Kenya strengthens strategic ties with China in renewed push to revamp SGR

In a statement released by PS Sing’Oei, the discussions focused on positioning the SGR as a key pillar in Kenya’s economic transformation and regional integration.
Kenya is intensifying its diplomatic and economic engagement with China as part of a broader strategy to revitalize the Standard Gauge Railway (SGR) and unlock new trade and investment opportunities along its corridor.
This renewed commitment was highlighted during a high-level Joint Technical Team (JTT) meeting held on Saturday, August 2, 2025.
The Kenyan delegation, led by Foreign Affairs Principal Secretary Korir Sing’Oei, included senior government officials from national and county governments, as well as key players from the private sector.
In a statement released by PS Sing’Oei, the discussions focused on positioning the SGR as a key pillar in Kenya’s economic transformation and regional integration.
The delegation explored how to leverage the railway line to attract investment, boost local manufacturing, and create sustainable employment across counties along the route.
“The meeting, held aboard the SGR train from Nairobi to Naivasha, brought together senior officials from the Chinese Embassy, Kenyan ministries, county governments, and business leaders to evaluate how the railway can better serve its purpose as a driver of development,” Sing’Oei said.
Key topics included the establishment of Special Economic Zones (SEZs), agro-processing clusters, and infrastructure-led industrialization projects along the SGR belt. The aim is to enhance value addition, reduce logistical bottlenecks, and foster cross-border trade.

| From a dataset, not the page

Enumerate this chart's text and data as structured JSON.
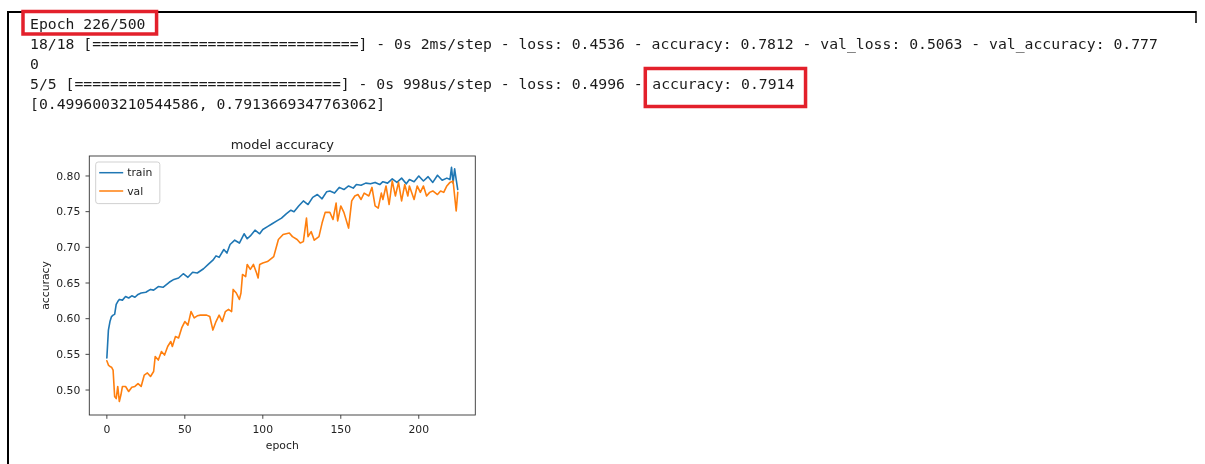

Participants also toured the Vertical Agro Export Processing Zone (EPZ) facility a major player in Kenya’s horticulture export sector as a model of the potential value chains that could thrive if anchored to efficient rail transport. The company processes and exports fresh and frozen produce to several global markets, including China.
However, the meeting also addressed existing challenges that have hindered full utilization of the SGR. Concerns were raised over the high cost of energy, lack of preferential market access, and bureaucratic inefficiencies that discourage private sector uptake.
Among those present were Chinese Ambassador Guo Haiyan; Trade PS Regina Ombam; Nakuru Governor Susan Kihika; Deputy Governors Tamalinye Koeach (Narok) and Martin Moshisho (Kajiado); Kenya Railways Managing Director Phillip Mainga; KenInvest CEO John Mwendwa; China-Africa Development Fund representative Zhang Yadan; and Yu Xiaodong, Chair of the Kenya-China Business Community.
The renewed technical collaboration comes in the wake of President William Ruto’s successful state visit to China, during which he secured a new financing framework to extend the SGR from Nakuru to Kisumu.
The long-awaited deal signals a breakthrough for the Lake Region, with Phase 2B of the railway expected to eventually reach Malaba, linking Kenya to Uganda and enhancing regional trade flows across East Africa.
The Kenya-China partnership around SGR reflects Nairobi’s broader ambition to reposition the railway as a modern infrastructure backbone capable of supporting industrial growth, easing logistics, and cementing its role in the Belt and Road framework.